Upon receiving a copy of Roberto Piazza’s new book, I was immediately intrigued by the title, *Statistical Physics: A Prelude and Fugue for Engineers*. I have to admit that the whimsy of the title evinced a slight suspicion that Piazza’s treatment of a deep scientific topic might be given over to periodic flights of fancy. But, as the saying goes, you shouldn’t judge a book by its cover, and, happily, I found my worries were not realized.

Johann Sebastian Bach was a master of counterpoint, a compositional technique that weaves together interdependent voices. The intricate music that emerges is characterized by an unmistakable economy of form. Piazza’s treatment of statistical physics is also frugal in the best sense of that word. The book is billed as a text that will meet the needs of graduate students in chemical, mechanical, and materials science engineering, and it succeeds in that objective.

*Statistical Physics* begins with a discussion of classical thermodynamics followed by an introduction to the fundamental ideas behind statistical thermodynamics. It then builds to an exploration of quantum statistics. The transition from one section to another is natural and unlabored. Piazza’s analyses are comprehensive and entertaining, yet they remain uncluttered, and they prompt serious reflection. Interspersed throughout the book are frequent anecdotal asides featuring Ludwig Boltzmann, James Clerk Maxwell, Sadi Carnot, Lord Kelvin, and other distinguished historical figures in the field. To repeat an oft-stated aphorism, they are the giants on whose shoulders all statistical physicists stand.

The classical thermodynamics of the first two chapters covers standard fare, including the first, second, and third laws; reversibility; the Clausius theorem; free energy; and the Gibbs paradox. The discussion of entropy and its significance is particularly well done.
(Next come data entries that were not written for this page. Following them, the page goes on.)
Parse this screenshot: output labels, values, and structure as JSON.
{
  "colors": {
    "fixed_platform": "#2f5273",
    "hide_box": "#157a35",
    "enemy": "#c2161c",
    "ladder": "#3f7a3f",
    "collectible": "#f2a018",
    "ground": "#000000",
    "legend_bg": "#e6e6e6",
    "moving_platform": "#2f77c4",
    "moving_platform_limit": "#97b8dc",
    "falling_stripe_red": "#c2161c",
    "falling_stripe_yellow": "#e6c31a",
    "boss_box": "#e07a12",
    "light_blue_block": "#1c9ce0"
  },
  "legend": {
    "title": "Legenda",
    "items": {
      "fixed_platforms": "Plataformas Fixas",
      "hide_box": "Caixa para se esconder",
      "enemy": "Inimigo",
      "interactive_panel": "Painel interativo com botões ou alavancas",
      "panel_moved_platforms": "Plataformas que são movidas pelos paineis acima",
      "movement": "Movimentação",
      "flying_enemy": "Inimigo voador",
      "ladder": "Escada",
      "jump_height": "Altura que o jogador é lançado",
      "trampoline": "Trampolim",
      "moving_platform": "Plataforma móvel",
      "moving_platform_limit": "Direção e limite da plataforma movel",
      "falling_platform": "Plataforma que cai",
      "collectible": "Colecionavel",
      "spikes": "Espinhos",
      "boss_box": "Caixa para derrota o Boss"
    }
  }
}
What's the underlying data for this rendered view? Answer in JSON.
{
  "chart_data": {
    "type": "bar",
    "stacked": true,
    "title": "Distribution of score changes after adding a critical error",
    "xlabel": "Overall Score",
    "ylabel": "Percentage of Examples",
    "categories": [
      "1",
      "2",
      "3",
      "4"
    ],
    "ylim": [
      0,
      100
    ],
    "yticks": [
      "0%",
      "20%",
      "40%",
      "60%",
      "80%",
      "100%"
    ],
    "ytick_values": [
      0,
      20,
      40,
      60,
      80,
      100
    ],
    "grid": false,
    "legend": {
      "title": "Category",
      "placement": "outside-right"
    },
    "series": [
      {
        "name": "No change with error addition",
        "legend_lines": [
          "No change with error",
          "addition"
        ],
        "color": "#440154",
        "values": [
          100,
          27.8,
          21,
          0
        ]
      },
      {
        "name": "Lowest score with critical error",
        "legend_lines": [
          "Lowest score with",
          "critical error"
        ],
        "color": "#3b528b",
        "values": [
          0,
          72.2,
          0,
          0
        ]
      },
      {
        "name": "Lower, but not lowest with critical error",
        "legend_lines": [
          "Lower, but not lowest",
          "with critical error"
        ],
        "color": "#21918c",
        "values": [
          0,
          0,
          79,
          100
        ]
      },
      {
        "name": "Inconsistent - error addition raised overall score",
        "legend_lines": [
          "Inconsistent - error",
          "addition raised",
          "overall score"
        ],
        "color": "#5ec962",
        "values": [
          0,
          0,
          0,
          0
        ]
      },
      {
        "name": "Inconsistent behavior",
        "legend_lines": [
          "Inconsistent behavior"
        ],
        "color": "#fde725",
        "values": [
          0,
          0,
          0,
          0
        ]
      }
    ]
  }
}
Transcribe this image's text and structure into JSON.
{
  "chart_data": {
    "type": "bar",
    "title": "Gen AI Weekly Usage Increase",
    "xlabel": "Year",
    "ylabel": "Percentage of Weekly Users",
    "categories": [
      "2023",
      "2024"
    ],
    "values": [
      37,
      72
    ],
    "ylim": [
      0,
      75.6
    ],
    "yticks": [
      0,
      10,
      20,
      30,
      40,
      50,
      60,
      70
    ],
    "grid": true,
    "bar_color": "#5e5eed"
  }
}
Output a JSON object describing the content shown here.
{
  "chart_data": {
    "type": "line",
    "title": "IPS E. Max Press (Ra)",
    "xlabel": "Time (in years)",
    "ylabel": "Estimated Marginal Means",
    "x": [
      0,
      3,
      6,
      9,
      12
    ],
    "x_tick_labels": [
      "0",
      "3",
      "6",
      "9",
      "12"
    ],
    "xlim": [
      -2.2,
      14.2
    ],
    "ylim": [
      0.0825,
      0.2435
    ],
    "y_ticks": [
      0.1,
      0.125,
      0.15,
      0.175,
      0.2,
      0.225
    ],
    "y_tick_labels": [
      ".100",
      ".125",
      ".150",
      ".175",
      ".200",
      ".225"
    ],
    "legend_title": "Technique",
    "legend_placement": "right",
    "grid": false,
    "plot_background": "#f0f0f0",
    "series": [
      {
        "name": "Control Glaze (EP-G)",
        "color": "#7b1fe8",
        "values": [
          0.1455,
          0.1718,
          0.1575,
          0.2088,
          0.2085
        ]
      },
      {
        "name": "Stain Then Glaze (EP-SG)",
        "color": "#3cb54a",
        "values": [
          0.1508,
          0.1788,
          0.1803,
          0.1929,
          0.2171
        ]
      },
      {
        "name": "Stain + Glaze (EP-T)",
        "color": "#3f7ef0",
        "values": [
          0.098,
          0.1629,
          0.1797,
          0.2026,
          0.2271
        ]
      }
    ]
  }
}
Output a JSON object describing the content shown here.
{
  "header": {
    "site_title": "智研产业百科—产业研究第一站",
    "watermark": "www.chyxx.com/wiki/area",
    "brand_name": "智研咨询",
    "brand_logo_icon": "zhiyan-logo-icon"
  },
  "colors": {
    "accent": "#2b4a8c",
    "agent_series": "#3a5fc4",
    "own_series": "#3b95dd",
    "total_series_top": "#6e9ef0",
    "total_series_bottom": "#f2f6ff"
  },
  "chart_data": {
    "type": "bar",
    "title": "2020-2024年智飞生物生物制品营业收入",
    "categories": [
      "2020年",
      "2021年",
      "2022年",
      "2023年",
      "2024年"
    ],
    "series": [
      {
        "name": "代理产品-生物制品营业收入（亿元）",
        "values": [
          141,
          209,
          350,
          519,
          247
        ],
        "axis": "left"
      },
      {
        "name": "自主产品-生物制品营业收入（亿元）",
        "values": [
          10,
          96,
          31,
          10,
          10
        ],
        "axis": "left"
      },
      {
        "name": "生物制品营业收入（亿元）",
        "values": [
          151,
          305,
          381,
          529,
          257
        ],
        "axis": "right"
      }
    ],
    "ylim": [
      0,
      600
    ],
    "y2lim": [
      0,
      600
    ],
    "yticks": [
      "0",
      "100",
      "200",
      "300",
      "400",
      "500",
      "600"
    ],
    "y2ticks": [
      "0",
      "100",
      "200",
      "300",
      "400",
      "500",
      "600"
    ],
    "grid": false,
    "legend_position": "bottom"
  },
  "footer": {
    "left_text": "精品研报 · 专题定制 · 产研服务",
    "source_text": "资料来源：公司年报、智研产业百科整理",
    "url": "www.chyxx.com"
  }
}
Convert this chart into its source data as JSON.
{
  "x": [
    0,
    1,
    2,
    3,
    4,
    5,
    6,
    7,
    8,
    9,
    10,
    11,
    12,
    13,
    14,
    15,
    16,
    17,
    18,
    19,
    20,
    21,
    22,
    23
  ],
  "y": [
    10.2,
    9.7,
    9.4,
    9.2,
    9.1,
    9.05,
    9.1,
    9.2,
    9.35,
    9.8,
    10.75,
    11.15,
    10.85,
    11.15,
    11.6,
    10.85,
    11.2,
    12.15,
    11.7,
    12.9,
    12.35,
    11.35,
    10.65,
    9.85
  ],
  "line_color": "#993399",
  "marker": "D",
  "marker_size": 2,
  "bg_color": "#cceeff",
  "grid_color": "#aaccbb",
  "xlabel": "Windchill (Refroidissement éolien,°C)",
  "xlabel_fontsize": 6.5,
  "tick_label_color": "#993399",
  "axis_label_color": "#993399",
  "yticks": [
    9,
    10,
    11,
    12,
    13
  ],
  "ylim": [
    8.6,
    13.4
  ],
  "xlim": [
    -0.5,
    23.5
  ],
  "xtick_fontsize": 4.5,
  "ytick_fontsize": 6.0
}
In many introductory texts, that classical material is not given the subtle treatment it deserves and, in my experience, leaves students wondering just what all the fuss is about. Piazza manages to avoid that pitfall. I would, however, have liked to see Legendre transforms discussed, since without them students may wonder just how enthalpy and the Helmholtz and Gibbs free-energy expressions seem to appear out of thin air. As is the case throughout the text, Piazza’s little discursions from the main topic are often illuminating. A good example is the discussion on page 28 of the relationship between speed and irreversibility in an idealized heat engine.

The middle part of the book, chapters 3–5, applies the basic tenets of statistical physics to build important models that include the van der Waals equation of state, the Einstein model for the specific heat of a solid, and the Debye–Hückel equation. In many other texts, the material is discussed with an intimidating formalism that hides the underlying concepts and forces students to struggle with the mathematics instead of spending time reflecting on the often enigmatic nature of the subject. Piazza, however, encourages students to both master the mathematics and grapple with the subject’s fundamental principles.

In chapter 3, for example, the material moves seamlessly from the canonical distribution function to the application of that function to simple classical and quantum systems, including paramagnetic systems. The well-done discussion of the inconsistency between the predictions of the Einstein model and experimental data for specific heat close to absolute zero temperature is interspersed with intermezzos of delightful anecdotes about the work of earlier scientific pioneers.

Chapters 4 and 5 cover the application of statistical physics to fluids and ferromagnetic systems. The material is standard, but the author’s treatment is refreshing. It includes a simple exposition that uses the classical partition function to derive the van der Waals equation of state along with more sophisticated discussions of, among other things, the Poisson–Boltzmann equation, critical phenomena in the Landau–Ginzburg model, and elementary considerations of the renormalization-group approach. Chapter 6 belatedly introduces the grand canonical ensemble and its application to adsorption and colloids. It is the skimpiest part of the book, an interlude, before chapter 7, which focuses on quantum phenomena like Bose–Einstein condensation and superfluidity. Once again, the material, which will be especially useful to students of materials science engineering, is covered in many books, but the author’s presentation is excellent.

Piazza’s book is a welcome addition to the statistical-physics canon. There are no sample problems to hone one’s understanding of the material, however, so for a fuller appreciation of the book, I recommend that students first practice their scales by completing introductory courses in thermodynamics and quantum mechanics. Once that is achieved, Piazza’s choice of material and his lucid presentation of abstract, sometimes difficult concepts will make for instructive and enjoyable reading.

**Eldred Chimowitz** is a professor of chemical engineering at the University of Rochester. He is the author of *Introduction to Critical Phenomena in Fluids* (Oxford University Press, 2005) and the novel *Between the Menorah and the Fever Tree* (CreateSpace, 2010).